The problem is that Western man has decided, quite falsely, that there are two paths in the search for truth. The spiritual one is more nebulous and ultimately less important, man now seems to say. On the other hand, the scientific one is critical, holds the key to the future of humanity, and is objectively attainable. However, our ancestors knew that the search for truth was all part of one effort. As science increasingly suggests, many of the things we innately believe are right, or believe are right based on spiritual traditions, are in fact scientifically confirmed. The big-daddy of all of these things being the discovery of the 'Big Bang' theory of cosmology, which reflects the words of Genesis. 'In the beginning, God created the heavens and the earth.'
So where does the search for truth go?
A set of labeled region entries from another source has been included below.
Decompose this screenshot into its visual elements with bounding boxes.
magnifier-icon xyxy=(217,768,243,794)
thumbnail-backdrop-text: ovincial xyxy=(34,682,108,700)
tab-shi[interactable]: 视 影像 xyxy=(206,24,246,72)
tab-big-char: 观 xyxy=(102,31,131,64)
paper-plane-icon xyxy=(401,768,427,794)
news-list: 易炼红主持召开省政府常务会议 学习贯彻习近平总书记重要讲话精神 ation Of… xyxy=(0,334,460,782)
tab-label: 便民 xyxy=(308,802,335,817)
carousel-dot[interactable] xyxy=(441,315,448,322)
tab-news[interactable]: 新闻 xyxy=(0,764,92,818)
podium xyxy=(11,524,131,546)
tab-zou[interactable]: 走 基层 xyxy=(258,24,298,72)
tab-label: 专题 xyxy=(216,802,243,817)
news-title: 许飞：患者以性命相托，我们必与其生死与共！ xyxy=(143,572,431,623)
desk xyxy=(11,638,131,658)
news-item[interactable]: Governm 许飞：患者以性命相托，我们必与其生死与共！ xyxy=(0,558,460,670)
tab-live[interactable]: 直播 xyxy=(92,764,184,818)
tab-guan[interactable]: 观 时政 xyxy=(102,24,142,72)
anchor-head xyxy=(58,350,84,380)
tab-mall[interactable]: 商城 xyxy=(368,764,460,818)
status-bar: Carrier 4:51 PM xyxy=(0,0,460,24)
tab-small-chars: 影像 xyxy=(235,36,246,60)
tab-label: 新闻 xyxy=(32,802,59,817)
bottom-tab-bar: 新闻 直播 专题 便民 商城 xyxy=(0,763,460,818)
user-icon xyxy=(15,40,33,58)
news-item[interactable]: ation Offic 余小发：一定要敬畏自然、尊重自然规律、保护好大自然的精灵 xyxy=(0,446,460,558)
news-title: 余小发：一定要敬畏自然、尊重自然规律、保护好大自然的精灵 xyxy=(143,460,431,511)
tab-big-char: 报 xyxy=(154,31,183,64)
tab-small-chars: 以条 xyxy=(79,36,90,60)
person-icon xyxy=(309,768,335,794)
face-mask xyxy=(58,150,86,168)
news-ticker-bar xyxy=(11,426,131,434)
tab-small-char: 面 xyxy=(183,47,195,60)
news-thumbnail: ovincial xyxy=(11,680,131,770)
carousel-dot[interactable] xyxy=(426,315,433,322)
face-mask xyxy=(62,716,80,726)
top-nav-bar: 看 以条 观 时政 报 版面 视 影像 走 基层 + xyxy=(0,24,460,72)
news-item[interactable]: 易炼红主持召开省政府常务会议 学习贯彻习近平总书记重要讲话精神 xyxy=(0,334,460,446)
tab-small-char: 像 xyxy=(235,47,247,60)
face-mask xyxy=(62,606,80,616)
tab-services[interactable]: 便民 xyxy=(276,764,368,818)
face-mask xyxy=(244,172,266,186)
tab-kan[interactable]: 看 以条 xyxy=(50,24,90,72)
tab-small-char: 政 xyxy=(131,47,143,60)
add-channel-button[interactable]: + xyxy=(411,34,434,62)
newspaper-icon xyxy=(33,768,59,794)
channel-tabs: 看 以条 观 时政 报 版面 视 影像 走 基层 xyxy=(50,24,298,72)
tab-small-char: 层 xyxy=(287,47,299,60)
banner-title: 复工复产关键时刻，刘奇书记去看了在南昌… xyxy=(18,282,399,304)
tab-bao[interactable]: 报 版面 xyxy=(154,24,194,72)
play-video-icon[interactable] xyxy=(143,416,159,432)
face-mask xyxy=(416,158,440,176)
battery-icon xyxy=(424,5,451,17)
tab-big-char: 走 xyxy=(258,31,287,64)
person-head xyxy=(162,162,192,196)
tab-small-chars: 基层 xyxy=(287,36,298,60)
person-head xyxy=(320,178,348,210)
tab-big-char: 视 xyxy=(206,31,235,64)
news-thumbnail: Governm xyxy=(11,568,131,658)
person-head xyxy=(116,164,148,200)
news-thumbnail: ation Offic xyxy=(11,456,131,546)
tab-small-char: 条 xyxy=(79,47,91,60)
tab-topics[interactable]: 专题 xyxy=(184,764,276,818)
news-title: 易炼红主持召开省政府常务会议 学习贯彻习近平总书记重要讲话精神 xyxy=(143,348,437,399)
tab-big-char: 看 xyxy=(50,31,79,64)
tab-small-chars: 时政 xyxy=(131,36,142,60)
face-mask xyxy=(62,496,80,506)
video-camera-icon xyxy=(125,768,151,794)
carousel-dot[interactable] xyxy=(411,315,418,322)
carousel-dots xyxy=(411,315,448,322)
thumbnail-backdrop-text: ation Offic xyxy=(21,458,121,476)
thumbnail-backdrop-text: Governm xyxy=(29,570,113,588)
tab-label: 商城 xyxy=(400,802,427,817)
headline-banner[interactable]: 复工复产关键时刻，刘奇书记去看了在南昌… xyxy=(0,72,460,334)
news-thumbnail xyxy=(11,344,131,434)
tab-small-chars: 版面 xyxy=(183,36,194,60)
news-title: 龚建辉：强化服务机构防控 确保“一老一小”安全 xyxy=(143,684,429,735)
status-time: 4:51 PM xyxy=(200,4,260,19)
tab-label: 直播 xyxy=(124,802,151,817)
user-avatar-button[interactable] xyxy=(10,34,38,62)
If post-modern man accepts the relativistic view of spiritual truth, how long until he accepts the same about scientific truth? Well, it's already happened. Progressive scientists are always willing to 'follow the truth wherever it leads;' until, that is, it leads to a church door, a piece of holy scripture, an unpopular scientific finding or anything that isn't consistent with the tenets of the progressive faith.
Science is intrigued by the wonders of homosexuality until we see that homosexual men have remarkably shortened lifespans. We aren't to discuss that. Science tells us that men are naturally polygamous in order to 'spread their genes.' Science is silent on the cultural disaster of fatherless homes. Science thinks abortion is perfectly safe and healthy, until it finds increased suicidality, subsequent fetal demise, or increased cancer rates in women who had abortions. Science is also silent on the genocidal nature of abortion among blacks, which is, incidentally, the exact effect desired by Margaret Sanger, patron saint of Planned Parenthood, who was a racist and eugenicist. Science knows we need energy to make life better; until it may involve nuclear power, or anything other than wind, wave, solar and geothermal.
Our leaders increasingly appease those of differing opinions, because 'everyone's truth is their own.' And even our scientists are willing to avert their eyes from 'truths' that annoy.
The future of truth, in the West and in the world at large, is in peril. Because if we don't care, and if there is no objective truth, what's the point in science at all? And who will define right and wrong?
It may seem glib for a presidential candidate to offer the option of many truths being equal. But it reflects a larger disdain for truth; or at the very least a larger sense of intellectual sloth and cowardice. As inheritors of the culture most concerned with truth in the history of all the wide world., we should be petrified.